Michael Smith, the restaurant's owner and operator, said in a statement provided to Law360 on Tuesday that he welcomes the court's decision.
"We have put together a reopening plan that addresses essentially all of the court's concerns and was approved by the Alameda County Department of Environmental Health last week," Smith said.
He added that the restaurant is a few weeks away from reopening because it was vandalized on June 12. But once those repairs are completed, the environmental health department will conduct an inspection and, hopefully, provide final approval, according to the statement.
"We look forward to educating the court on July 2 of all the steps we have taken and have committed to taking," Smith said. "Our priority remains the safety and well-being of our employees, customers, and the public."
McDonald's workers Marcos Garcia, Anglely Rodriguez Lambert, Maria Orozco and Yamilett Osoy filed suit on June 16, claiming the COVID-19 outbreak at the restaurant "is directly attributable to defendants' cold-hearted economic decision in May 2020 to ignore substantial, inescapable evidence of rising infection levels among workers."
Despite knowing employees had tested positive for COVID-19, the owners refused to close the restaurant, institute cleaning protocols or other precautionary measures, or give workers sick leave, the workers said.

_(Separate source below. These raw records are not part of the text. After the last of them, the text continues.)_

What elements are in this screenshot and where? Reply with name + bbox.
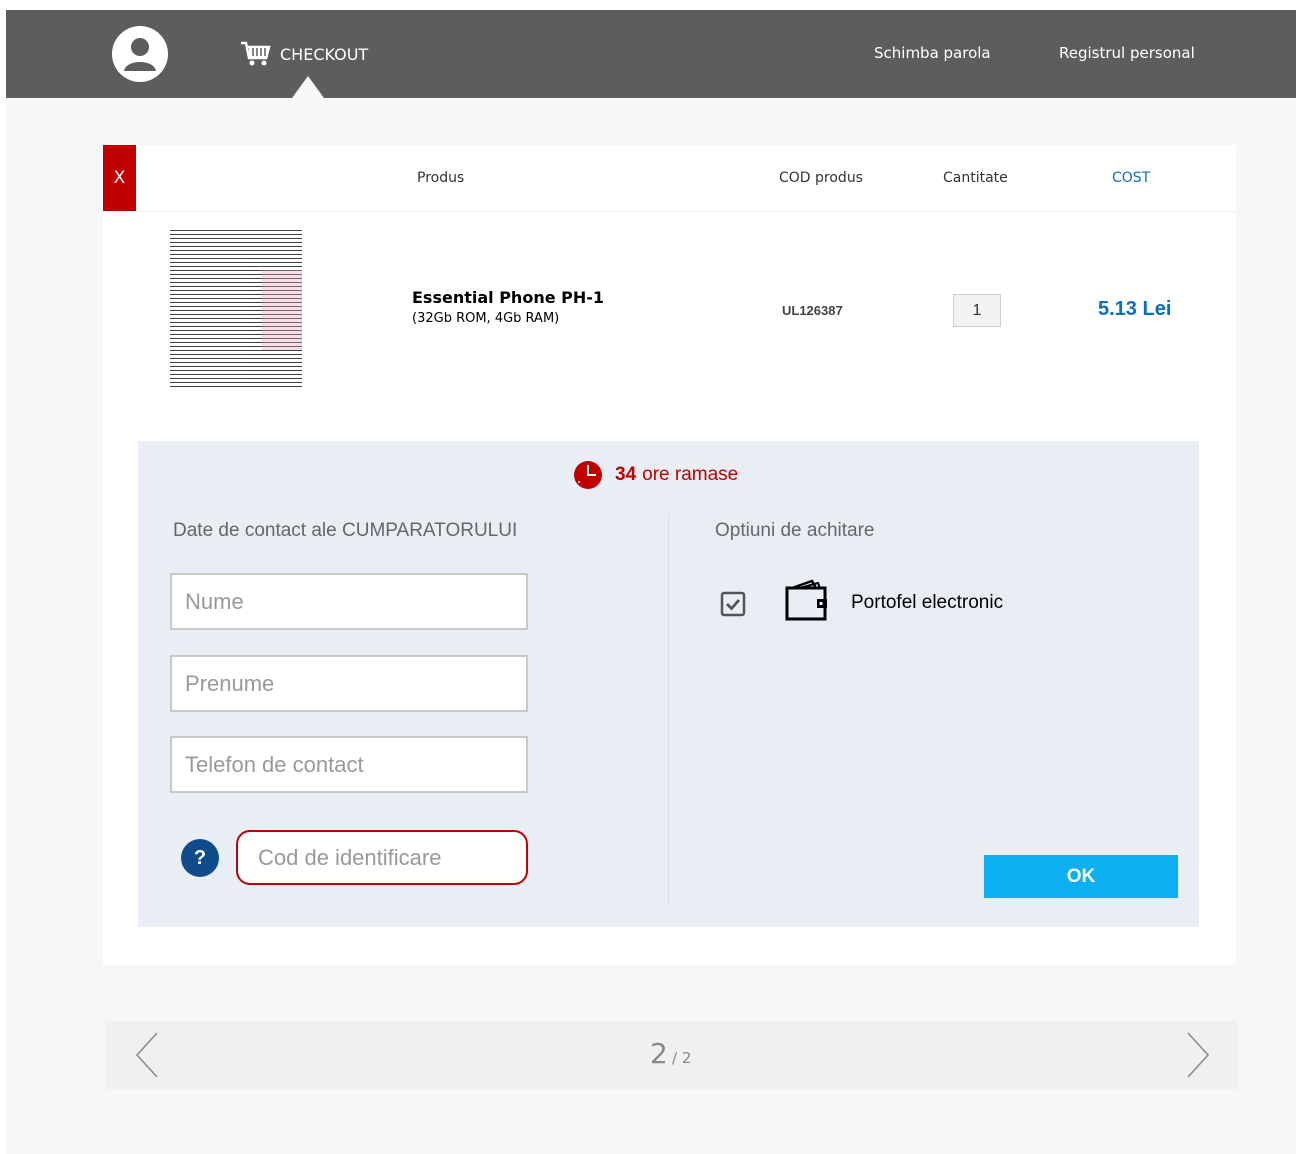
header-product: Produs [417, 170, 465, 186]
payment-option-checkbox[interactable] [720, 591, 746, 617]
active-nav-pointer [292, 76, 324, 98]
remove-item-button[interactable]: X [103, 145, 136, 211]
product-code: UL126387 [782, 303, 843, 318]
product-name: Essential Phone PH-1 [412, 288, 605, 307]
section-divider [668, 514, 669, 904]
payment-section-title: Optiuni de achitare [715, 520, 875, 541]
contact-section-title: Date de contact ale CUMPARATORULUI [173, 520, 518, 541]
name-input[interactable] [170, 573, 528, 630]
identification-code-input[interactable] [236, 830, 528, 885]
quantity-input[interactable]: 1 [953, 294, 1001, 327]
chevron-right-icon[interactable] [1182, 1031, 1212, 1079]
user-avatar-icon[interactable] [112, 26, 168, 82]
product-image [170, 230, 302, 388]
product-price: 5.13 Lei [1098, 298, 1172, 320]
surname-input[interactable] [170, 655, 528, 712]
time-remaining-label: ore ramase [642, 464, 739, 485]
nav-checkout-label: CHECKOUT [280, 44, 369, 64]
phone-input[interactable] [170, 736, 528, 793]
shopping-cart-icon [241, 41, 271, 66]
time-remaining-hours: 34 [615, 464, 637, 485]
chevron-left-icon[interactable] [133, 1031, 163, 1079]
header-product-code: COD produs [779, 170, 863, 186]
nav-change-password[interactable]: Schimba parola [874, 44, 991, 62]
table-header-divider [136, 211, 1236, 212]
nav-personal-register[interactable]: Registrul personal [1059, 44, 1195, 62]
header-quantity: Cantitate [943, 170, 1008, 186]
total-pages: / 2 [672, 1049, 692, 1067]
nav-checkout[interactable]: CHECKOUT [240, 38, 368, 70]
help-button[interactable]: ? [181, 839, 219, 877]
time-remaining: 34 ore ramase [573, 460, 738, 490]
current-page: 2 [650, 1037, 668, 1070]
payment-option-label: Portofel electronic [851, 592, 1004, 613]
clock-icon [574, 461, 602, 489]
product-spec: (32Gb ROM, 4Gb RAM) [412, 311, 560, 326]
ok-button[interactable]: OK [984, 855, 1178, 898]
header-cost: COST [1112, 170, 1151, 186]
wallet-icon [785, 579, 827, 621]
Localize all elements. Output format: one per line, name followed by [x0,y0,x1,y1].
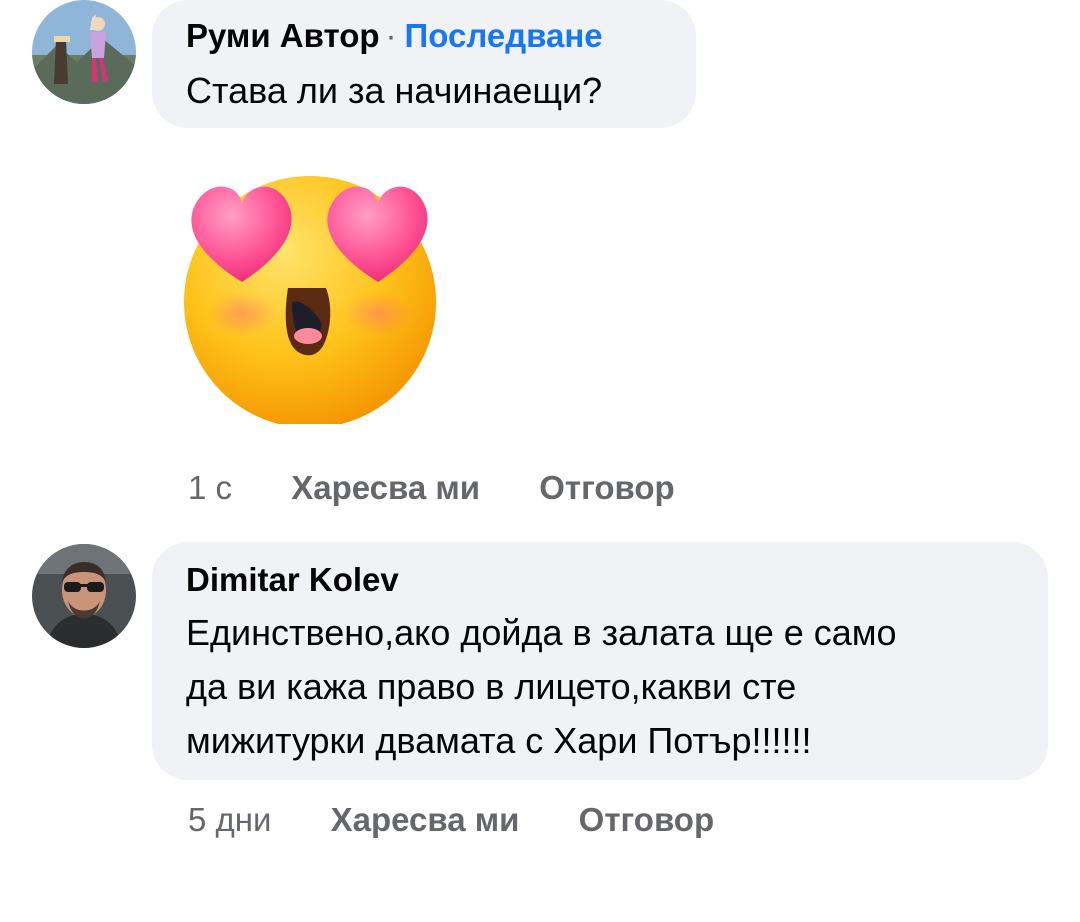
comment-text: Става ли за начинаещи? [186,70,603,111]
comment-header: Руми Автор · Последване [186,16,603,56]
like-button[interactable]: Харесва ми [291,469,480,506]
avatar[interactable] [32,0,136,104]
author-name[interactable]: Dimitar Kolev [186,561,399,598]
follow-link[interactable]: Последване [405,17,603,54]
comment-text-line: да ви кажа право в лицето,какви сте [186,666,797,707]
timestamp[interactable]: 1 с [188,469,232,506]
comment-text-line: мижитурки двамата с Хари Потър!!!!!! [186,720,812,761]
comment-actions: 1 с Харесва ми Отговор [188,468,675,508]
comment-text-line: Единствено,ако дойда в залата ще е само [186,612,897,653]
separator-dot: · [385,17,397,54]
comment-header: Dimitar Kolev [186,560,399,600]
comment-text: Единствено,ако дойда в залата ще е само … [186,606,1036,768]
avatar-photo-icon [32,544,136,648]
timestamp[interactable]: 5 дни [188,801,271,838]
reply-button[interactable]: Отговор [579,801,714,838]
comment-actions: 5 дни Харесва ми Отговор [188,800,714,840]
avatar-photo-icon [32,0,136,104]
reply-button[interactable]: Отговор [539,469,674,506]
comment-bubble[interactable]: Руми Автор · Последване Става ли за начина… [152,0,696,128]
author-name[interactable]: Руми Автор [186,17,380,54]
like-button[interactable]: Харесва ми [331,801,520,838]
avatar[interactable] [32,544,136,648]
heart-eyes-emoji-icon [180,164,440,429]
comment-bubble[interactable]: Dimitar Kolev Единствено,ако дойда в зал… [152,542,1048,780]
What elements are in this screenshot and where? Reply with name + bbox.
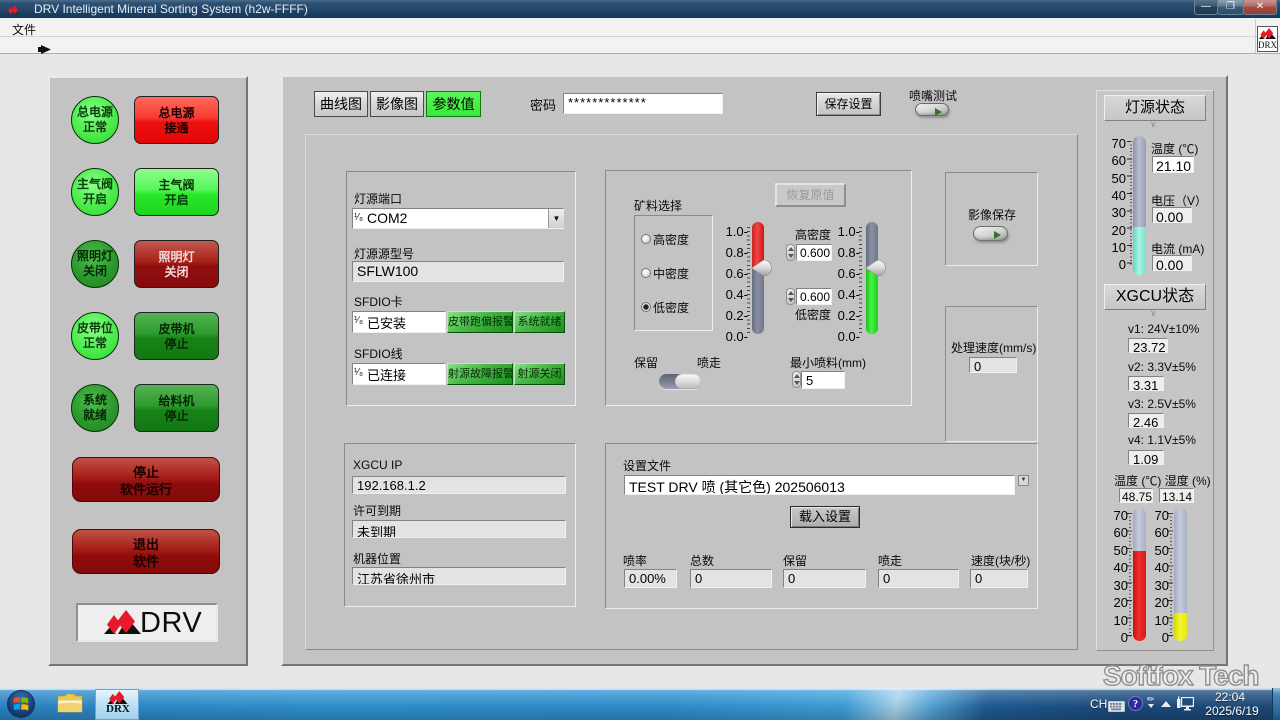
svg-text:?: ? (1133, 699, 1138, 710)
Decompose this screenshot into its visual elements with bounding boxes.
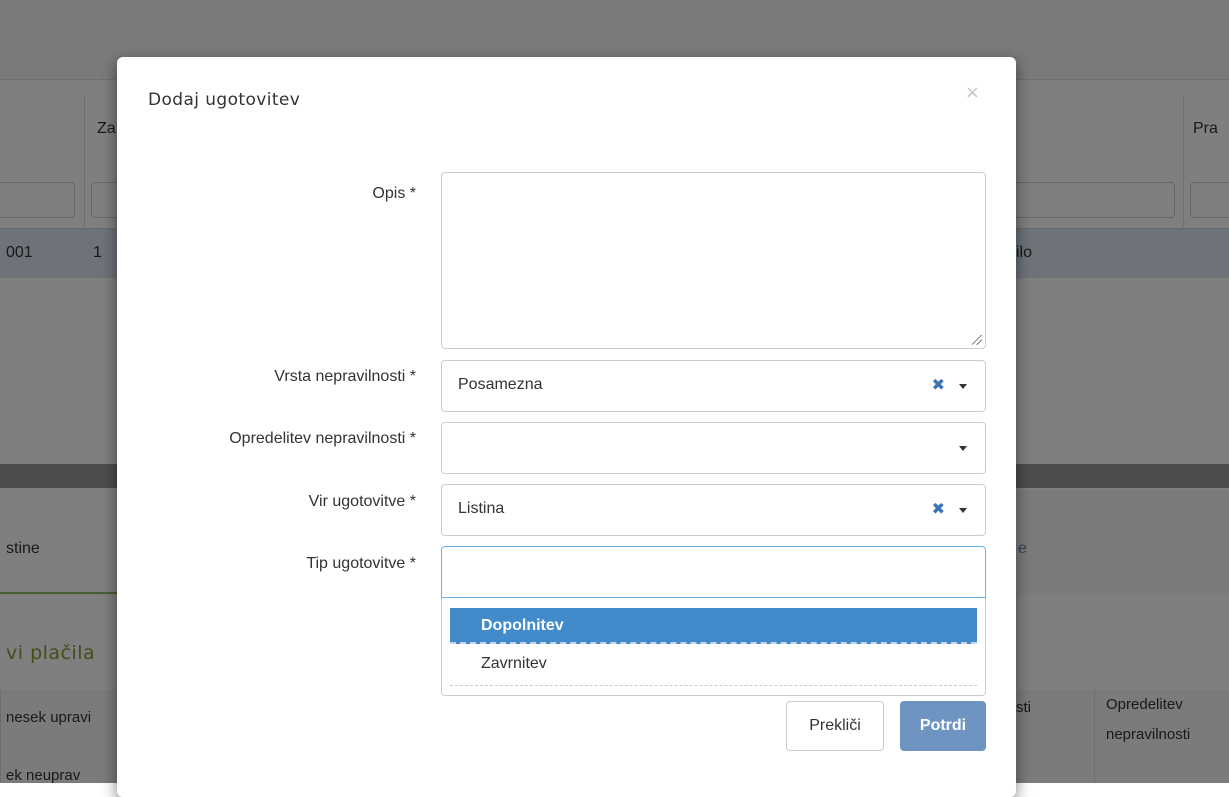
close-icon[interactable]: × [959,81,986,104]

They went on strike May 26 and filed a complaint with the California Division of Occupational Safety and Health two days later, according to the suit. The restaurant has been shuttered since the strike.
On top of that, the employees alleged that, in March, the restaurant's managers provided employees with face masks made out of unused dog diapers or coffee filters.
A similar public nuisance suit was filed against several Chicago-area McDonald's restaurants in May, claiming lax safety standards have created a public health risk.
The unsafe practices allegedly include workers being forced to work in close quarters with colleagues and customers who might be asymptomatic carriers, having to reuse dirty masks or gloves if they were provided with such protective gear at all, and being directed to stay mum if workers were absent or suspected of being sick, according to a proposed class action filed in Illinois state court.
The workers are represented by Michael Rubin, Stacey M. Leyton, Barbara J. Chisholm and Corinne F. Johnson of Altshuler Berzon LLP.
VES McDonald's is represented by Michael G. Pedhirney of Littler Mendelson PC.
The case is Yamilett Olimara Osoy Hernandez et al. v. VES McDonald's et al., case number RG20064825, in the Superior Court of the State of California, County of Alameda.